The highlight of the album, though, comes from a sequence of three tracks that seem less like anything Hebden has ever tried to pull off before. “My Angel Rocks Back and Forth” scrapes the drums for wave-like rhythms that allow for a focus on delicate guitar and mandolin phrases. He piles on sound after sound, culminating in a climax of shimmering backwards guitars, gently plucked strings and sparse percussion that make for some of the most evocative music he’s ever created. “Spirit Fingers” is even better, setting aside the hushed moods in favor of frenetic layers of sliced-and-diced guitar and vibe sounds. The end result is gorgeously textured melody, trafficing rhythmic restraint as much as it does hyperactive acoustic guitars. The culmination of this brilliant three-song sweep comes via the nine-and-a-half minute “Unspoken”. Here, Hebden sets aside any sonic trickery. The drum track thumps a familiar hip hop beat, allowing the piano to lazily amble into another heady late-night melody. As more subtle percussive references accumulate, he flips the script quickly, taking the melody into a spacious guitar climax of undulating sound before bringing everything back down. “Unspoken” just might be the best track Hebden’s ever done, as it takes its beauty from so many different sounds and styles, blending it into one gorgeous, elongated burst. And while it does feel referential, its subtlety prevents it from ever feeling trapped in someone else’s sound.
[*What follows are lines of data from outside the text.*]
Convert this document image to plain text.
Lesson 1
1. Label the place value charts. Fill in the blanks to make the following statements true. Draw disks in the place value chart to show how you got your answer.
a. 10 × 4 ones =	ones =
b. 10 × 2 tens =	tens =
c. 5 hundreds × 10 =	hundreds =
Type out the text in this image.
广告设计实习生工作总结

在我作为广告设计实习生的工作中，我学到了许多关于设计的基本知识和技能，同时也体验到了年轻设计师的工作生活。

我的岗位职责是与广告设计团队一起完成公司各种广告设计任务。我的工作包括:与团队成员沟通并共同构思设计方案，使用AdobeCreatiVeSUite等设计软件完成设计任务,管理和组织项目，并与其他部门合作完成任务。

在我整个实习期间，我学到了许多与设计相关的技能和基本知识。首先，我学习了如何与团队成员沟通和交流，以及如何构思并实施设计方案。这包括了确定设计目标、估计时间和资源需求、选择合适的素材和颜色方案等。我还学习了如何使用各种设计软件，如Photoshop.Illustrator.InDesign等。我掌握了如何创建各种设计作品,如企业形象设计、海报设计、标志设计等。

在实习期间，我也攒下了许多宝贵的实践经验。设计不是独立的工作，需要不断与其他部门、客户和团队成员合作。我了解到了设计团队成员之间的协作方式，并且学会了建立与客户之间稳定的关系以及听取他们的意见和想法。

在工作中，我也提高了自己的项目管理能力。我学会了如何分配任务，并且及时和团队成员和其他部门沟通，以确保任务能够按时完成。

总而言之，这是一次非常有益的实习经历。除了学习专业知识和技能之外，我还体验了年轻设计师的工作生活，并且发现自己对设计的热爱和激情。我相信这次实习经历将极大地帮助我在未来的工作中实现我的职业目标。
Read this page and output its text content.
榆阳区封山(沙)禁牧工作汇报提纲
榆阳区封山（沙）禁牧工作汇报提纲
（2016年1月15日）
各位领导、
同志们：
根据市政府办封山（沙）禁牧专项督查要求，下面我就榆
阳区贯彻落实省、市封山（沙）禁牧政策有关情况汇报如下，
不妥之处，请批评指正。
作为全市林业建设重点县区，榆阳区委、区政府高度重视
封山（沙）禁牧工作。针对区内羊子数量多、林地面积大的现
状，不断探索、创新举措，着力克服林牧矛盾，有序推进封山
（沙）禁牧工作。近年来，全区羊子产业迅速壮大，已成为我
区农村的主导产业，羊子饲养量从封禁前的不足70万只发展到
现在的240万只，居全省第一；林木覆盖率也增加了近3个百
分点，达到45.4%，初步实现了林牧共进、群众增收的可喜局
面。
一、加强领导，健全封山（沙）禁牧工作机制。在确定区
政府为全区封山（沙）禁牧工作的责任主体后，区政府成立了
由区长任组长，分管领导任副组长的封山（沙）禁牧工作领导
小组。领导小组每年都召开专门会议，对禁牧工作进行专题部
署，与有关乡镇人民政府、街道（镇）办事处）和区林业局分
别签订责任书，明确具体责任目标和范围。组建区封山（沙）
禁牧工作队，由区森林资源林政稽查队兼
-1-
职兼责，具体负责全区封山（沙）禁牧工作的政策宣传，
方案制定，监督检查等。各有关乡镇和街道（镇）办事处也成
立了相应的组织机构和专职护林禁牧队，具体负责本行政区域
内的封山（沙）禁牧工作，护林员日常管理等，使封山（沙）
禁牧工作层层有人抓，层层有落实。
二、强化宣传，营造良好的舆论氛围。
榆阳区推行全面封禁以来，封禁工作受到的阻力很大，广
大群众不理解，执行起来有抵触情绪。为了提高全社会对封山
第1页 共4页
The profound thing about Rounds comes from that fact it’s so self-assured. While in some hands this could easily translate into arrogance, in Kieran Hebden’s case it manifests itself as a cool confidence in the face of delicate proceedings. He’s taken his earlier nods to other specific genres and turned them into something wholly his own, allowing elements of jazz to dabble with folk and vice versa, all the while creating a cozy, evocative soundtrack that’s as intricate as it is beautiful.